Well, last Friday I was reading a Chicken Soup for the Soul book, and instead of being inspired I was struck by what a worthless pathetic person I am for struggling so much with problems that seem so trivial.  I started to cry about this, and over the two hours of crying it developed into recognizing that my thoughts and my actions – the bad things I’ve done and the good things I haven’t – make me a horrible monster.  I was convinced that I should have died 2 years ago when this whole drama began.

The only bright side is that I had no plans to act on it.  I’ve had plans many times and this time all I had was the feeling that I would deserve it if I went to sleep and never woke up again.

This feeling did pass after about 24 hours, but since then I’ve been completely lacking in energy and motivation.  I’ve done the bare necessities, but mostly I’ve spent my time lying down staring at walls.  I feel like there’s no point continuing medication because even though changes sometimes help short-term, I always come back to the point of feeling terrible and wishing to die.

I was supposed to see Brent today.  When I came in for that emergency appointment 2 weeks ago he said to keep the one that was scheduled for today, so I showed up there 15 minutes before my appointment time.  His nurse called  me back to her office, and asked if I had an appointment for that day.  Ummm…  I said yes, that it was supposed to be at 10:30, and when she looked up my name and saw the list of my appointments it was on there, but on her list of people who have appointments today, it was not.  I was the third person so far today that had this happen.

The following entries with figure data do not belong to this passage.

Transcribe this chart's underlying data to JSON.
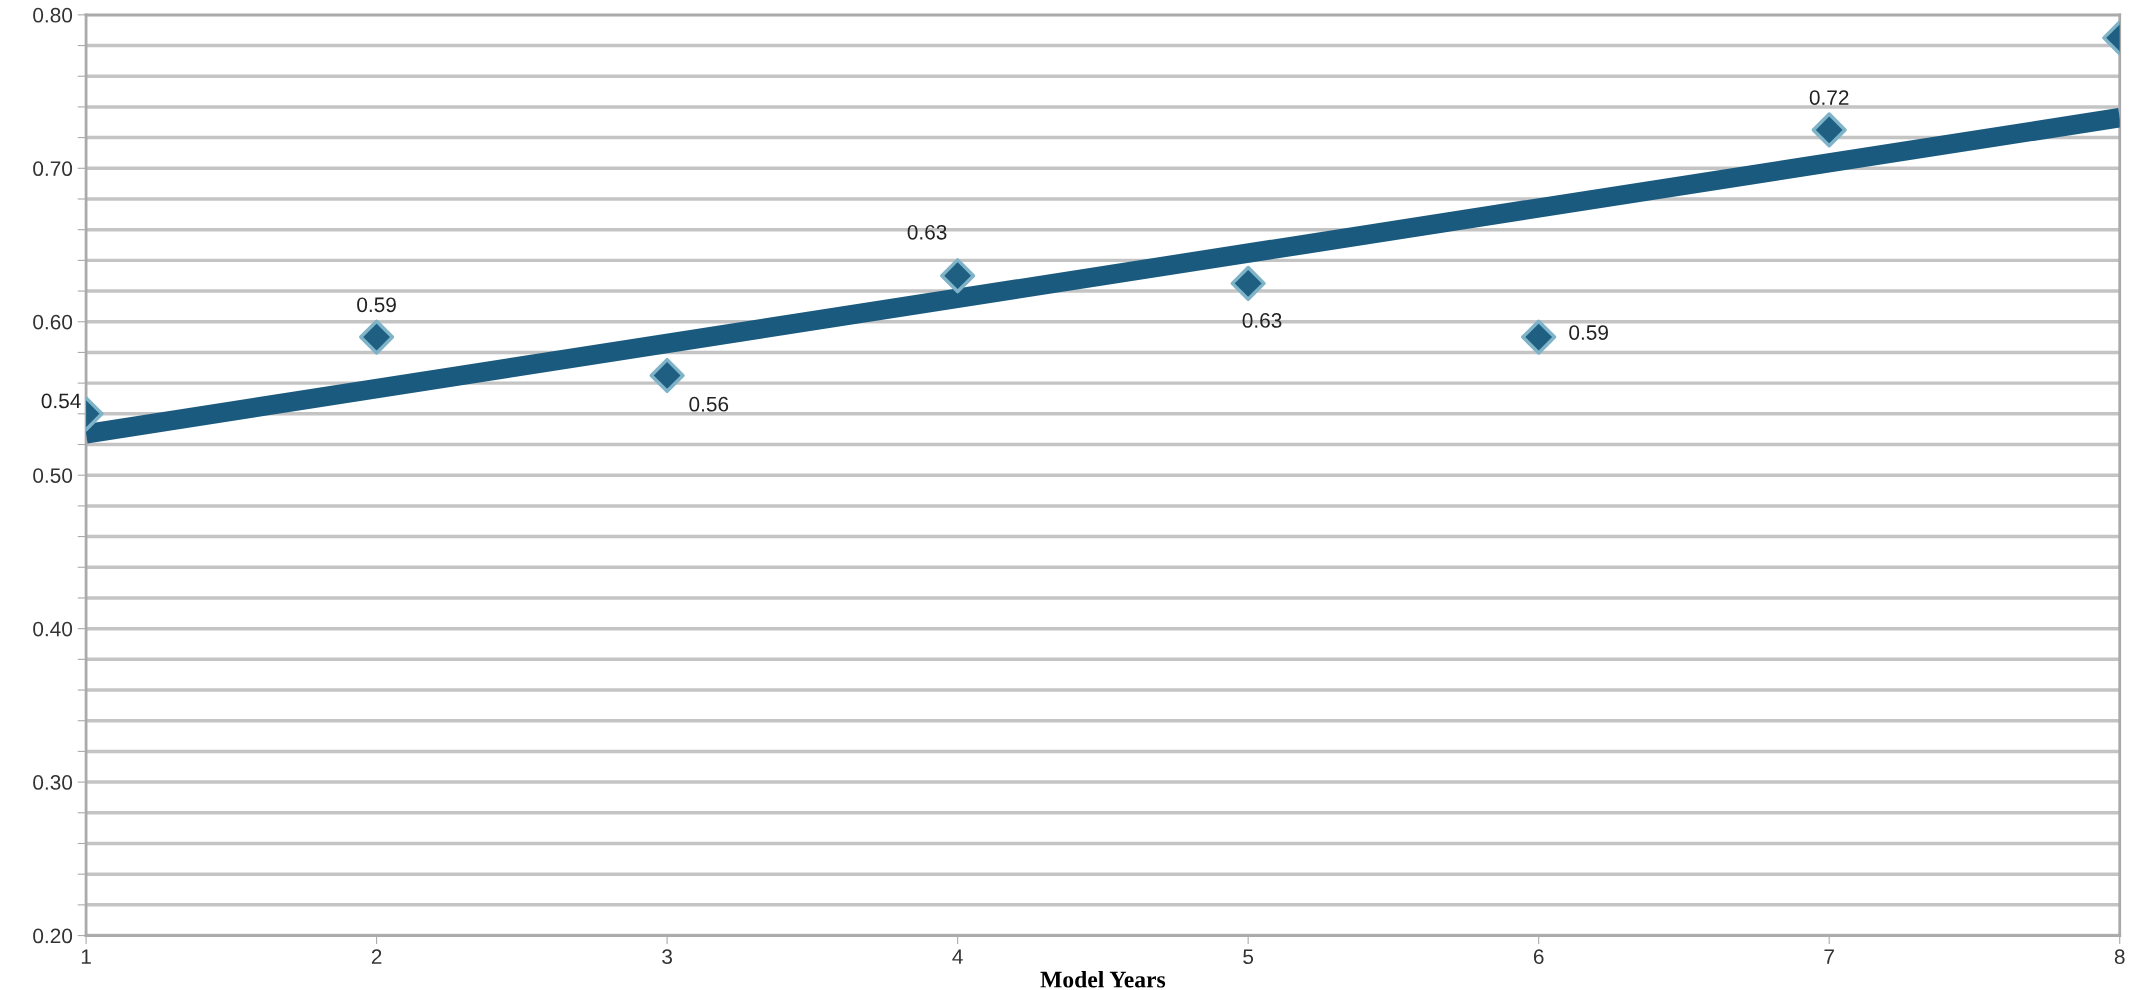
{
  "chart_data": {
    "type": "scatter",
    "xlabel": "Model Years",
    "series": [
      {
        "color": "#1f5f82",
        "marker": "diamond",
        "x": [
          1,
          2,
          3,
          4,
          5,
          6,
          7,
          8
        ],
        "values": [
          0.54,
          0.59,
          0.565,
          0.63,
          0.625,
          0.59,
          0.725,
          0.785
        ],
        "value_labels": [
          "0.54",
          "0.59",
          "0.56",
          "0.63",
          "0.63",
          "0.59",
          "0.72",
          null
        ]
      },
      {
        "type": "line",
        "color": "#1a5a7e",
        "marker": "none",
        "x": [
          1,
          8
        ],
        "values": [
          0.527,
          0.733
        ]
      }
    ],
    "xlim": [
      1,
      8
    ],
    "xticks": [
      1,
      2,
      3,
      4,
      5,
      6,
      7,
      8
    ],
    "ylim": [
      0.2,
      0.8
    ],
    "yticks": [
      {
        "value": 0.2,
        "label": "0.20"
      },
      {
        "value": 0.22,
        "label": null
      },
      {
        "value": 0.24,
        "label": null
      },
      {
        "value": 0.26,
        "label": null
      },
      {
        "value": 0.28,
        "label": null
      },
      {
        "value": 0.3,
        "label": "0.30"
      },
      {
        "value": 0.32,
        "label": null
      },
      {
        "value": 0.34,
        "label": null
      },
      {
        "value": 0.36,
        "label": null
      },
      {
        "value": 0.38,
        "label": null
      },
      {
        "value": 0.4,
        "label": "0.40"
      },
      {
        "value": 0.42,
        "label": null
      },
      {
        "value": 0.44,
        "label": null
      },
      {
        "value": 0.46,
        "label": null
      },
      {
        "value": 0.48,
        "label": null
      },
      {
        "value": 0.5,
        "label": "0.50"
      },
      {
        "value": 0.52,
        "label": null
      },
      {
        "value": 0.54,
        "label": null
      },
      {
        "value": 0.56,
        "label": null
      },
      {
        "value": 0.58,
        "label": null
      },
      {
        "value": 0.6,
        "label": "0.60"
      },
      {
        "value": 0.62,
        "label": null
      },
      {
        "value": 0.64,
        "label": null
      },
      {
        "value": 0.66,
        "label": null
      },
      {
        "value": 0.68,
        "label": null
      },
      {
        "value": 0.7,
        "label": "0.70"
      },
      {
        "value": 0.72,
        "label": null
      },
      {
        "value": 0.74,
        "label": null
      },
      {
        "value": 0.76,
        "label": null
      },
      {
        "value": 0.78,
        "label": null
      },
      {
        "value": 0.8,
        "label": "0.80"
      }
    ],
    "grid": "y",
    "legend": false
  }
}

She was flailing helplessly.  Brent was overwhelmed.  People were chewing her head off.  I am not one of those people.  I could see that it would be a real burden on them if I insisted on being seen, and I asked if they could fit me in Friday if that would be better.  She asked how I was doing and I told her I’d been a little suicidal a few days ago but it passed.  She was hesitant to make me wait, and asked multiple times if I would promise to call her if I had a problem between now and Friday.  I swore that I would be fine, and accepted an appointment at 3:30 Friday (but if I show up any time after 1 they’ll try to squeeze me in earlier).

I know what it feels like to have your job imploding around you.  One particular person at work was on my nerves Monday, and by the end of the day I refused to go back to that floor because I was afraid I’d punch her if I went near her.  I am usually very good at being nice to someone’s face no matter how irritating they might be, but I was past my breaking point by then.

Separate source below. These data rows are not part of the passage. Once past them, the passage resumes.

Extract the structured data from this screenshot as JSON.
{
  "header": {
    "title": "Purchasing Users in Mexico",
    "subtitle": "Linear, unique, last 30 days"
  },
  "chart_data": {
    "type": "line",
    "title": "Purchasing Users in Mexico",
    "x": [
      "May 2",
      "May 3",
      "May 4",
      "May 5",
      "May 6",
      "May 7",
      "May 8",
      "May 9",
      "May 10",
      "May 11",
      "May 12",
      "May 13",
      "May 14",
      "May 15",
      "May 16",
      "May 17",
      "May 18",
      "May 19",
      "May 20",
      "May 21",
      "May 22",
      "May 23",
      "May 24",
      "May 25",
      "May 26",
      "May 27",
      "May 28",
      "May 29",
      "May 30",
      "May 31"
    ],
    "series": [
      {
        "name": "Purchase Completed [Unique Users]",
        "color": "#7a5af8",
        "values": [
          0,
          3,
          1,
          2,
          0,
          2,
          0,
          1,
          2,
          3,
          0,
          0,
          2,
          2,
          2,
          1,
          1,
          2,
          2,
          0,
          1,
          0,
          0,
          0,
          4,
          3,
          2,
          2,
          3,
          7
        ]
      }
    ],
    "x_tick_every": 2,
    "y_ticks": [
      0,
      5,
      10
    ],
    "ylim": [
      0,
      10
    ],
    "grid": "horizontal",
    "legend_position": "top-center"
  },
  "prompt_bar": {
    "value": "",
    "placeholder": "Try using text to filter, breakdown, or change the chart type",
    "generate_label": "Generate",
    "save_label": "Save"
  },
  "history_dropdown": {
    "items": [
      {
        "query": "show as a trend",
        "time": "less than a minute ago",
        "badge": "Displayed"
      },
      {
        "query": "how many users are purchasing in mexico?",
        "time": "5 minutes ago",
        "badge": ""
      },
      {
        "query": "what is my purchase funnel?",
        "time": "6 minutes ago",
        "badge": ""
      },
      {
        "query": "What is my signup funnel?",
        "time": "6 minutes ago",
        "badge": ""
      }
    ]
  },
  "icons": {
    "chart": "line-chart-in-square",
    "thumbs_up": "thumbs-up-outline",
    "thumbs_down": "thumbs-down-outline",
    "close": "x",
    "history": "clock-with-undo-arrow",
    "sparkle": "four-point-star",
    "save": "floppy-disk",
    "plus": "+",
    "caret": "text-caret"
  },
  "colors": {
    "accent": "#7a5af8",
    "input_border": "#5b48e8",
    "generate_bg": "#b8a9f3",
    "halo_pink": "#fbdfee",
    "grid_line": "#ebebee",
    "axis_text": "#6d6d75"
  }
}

I feel good that I felt confident I’d be okay if my appointment were postponed.  It helps a little that I see Sadie later today (and have the exciting plan of taking my cat along for her to meet), but mostly I’m in a good mood even if my energy level is crap.

(No) Need to Apologize

While reading The Happiness Trap I came across the following sentence: “If I am with a client who tells me that he intends to go and kill himself, I naturally feel a surge of anxiety.”  It made me think of Sadie.  She has asked me in the past how I think she (and other providers) would feel if I were to kill myself, and in those moments all I could think was that they wouldn’t care.  What difference would it make to them if I were gone?  It would be one less hassle to deal with.

After reading this, I finally realized how horrible it must feel from her perspective when I’m talking about not wanting to live, maybe even having a plan, and she has to decide if it’s safe for me to go home or not.  The pressure of knowing that I could die if she makes the wrong decision, but also knowing that I can’t go to inpatient every time I have a suicidal thought.

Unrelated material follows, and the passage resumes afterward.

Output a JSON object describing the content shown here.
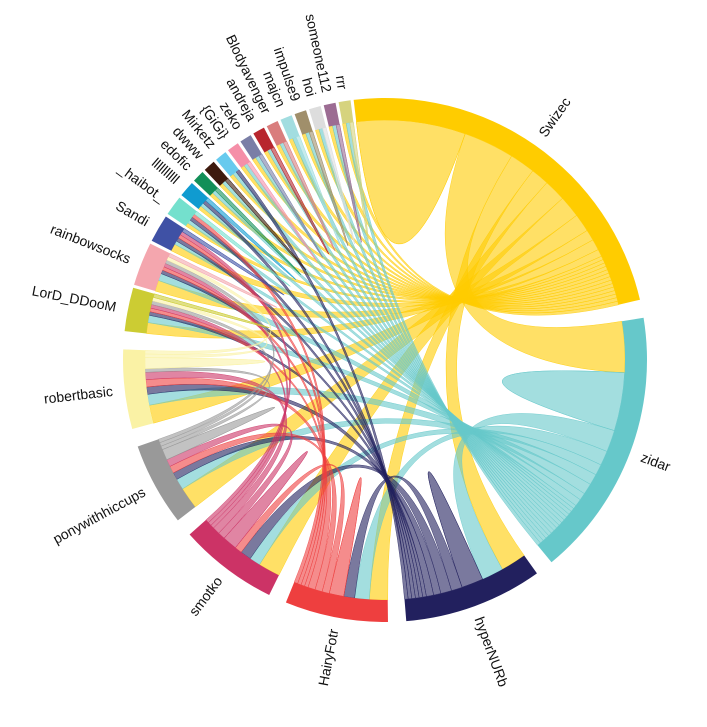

I realized that she does care what happens to me, and that when I’ve said she doesn’t it’s because it’s easier to deny that people care than it is to come to terms with the idea that I’d be hurting others if I killed myself.

I e-mailed Sadie to let her know how sorry I was for all the times I’ve put her in that position, and for accusing her of not caring.  Her reply started exactly as I predicted: “No need to apologize!”  But I did need to.  Yes, dealing with me in those moments is part of her job, but I still regret it.